U.S. oilfield services employment rises in March, signaling modest rebound
(WO) — U.S. oilfield services employment increased in March, posting a modest gain after declines earlier in the year, according to new data from the Energy Workforce & Technology Council.
Total employment in the energy services sector reached 627,018 jobs in March, up 1,877 positions from February, based on preliminary estimates derived from U.S. Bureau of Labor Statistics (BLS) data and Energy Workforce analysis.
The increase points to a measured uptick in activity across the sector, as companies cautiously adjust hiring in response to improving market conditions while maintaining capital discipline.
“March’s job gains are a positive sign, but they come in a still-volatile environment,” said Molly Determan, president of the Energy Workforce & Technology Council. “Service companies are balancing near-term opportunities with ongoing uncertainty in global markets and policy.”
Despite the monthly increase, workforce trends remain closely tied to broader macroeconomic and geopolitical factors, including commodity price volatility, regulatory developments and global demand signals.
At the national level, the broader U.S. labor market also strengthened in March. The economy added 178,000 jobs during the month, exceeding expectations following a weaker February, according to BLS data.
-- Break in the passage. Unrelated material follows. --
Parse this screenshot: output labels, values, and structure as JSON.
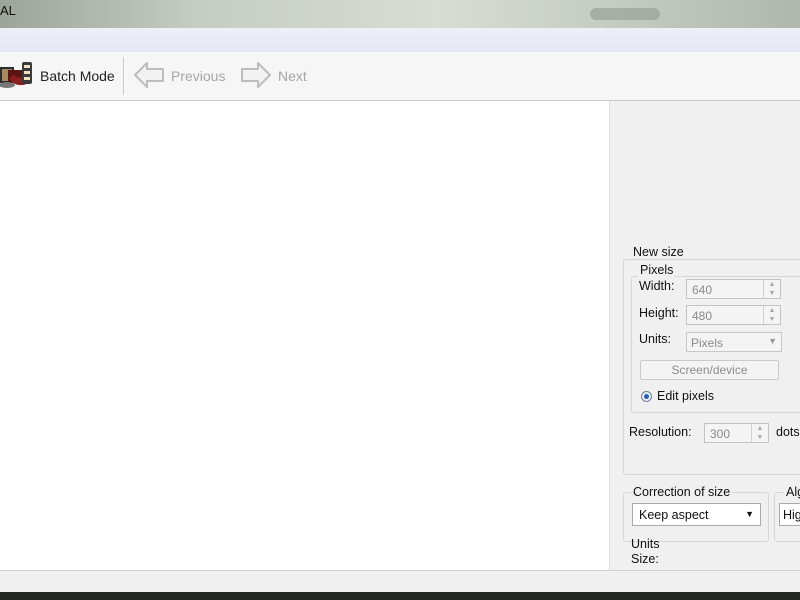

Industry hiring patterns continue to reflect a cautious approach among oilfield service providers, with companies prioritizing efficiency and operational discipline over rapid workforce expansion. That trend has persisted even as upstream activity shows signs of stabilization.
Energy Workforce said it will continue tracking employment trends and advocating for policies aimed at supporting long-term competitiveness and workforce growth in the U.S. energy services sector.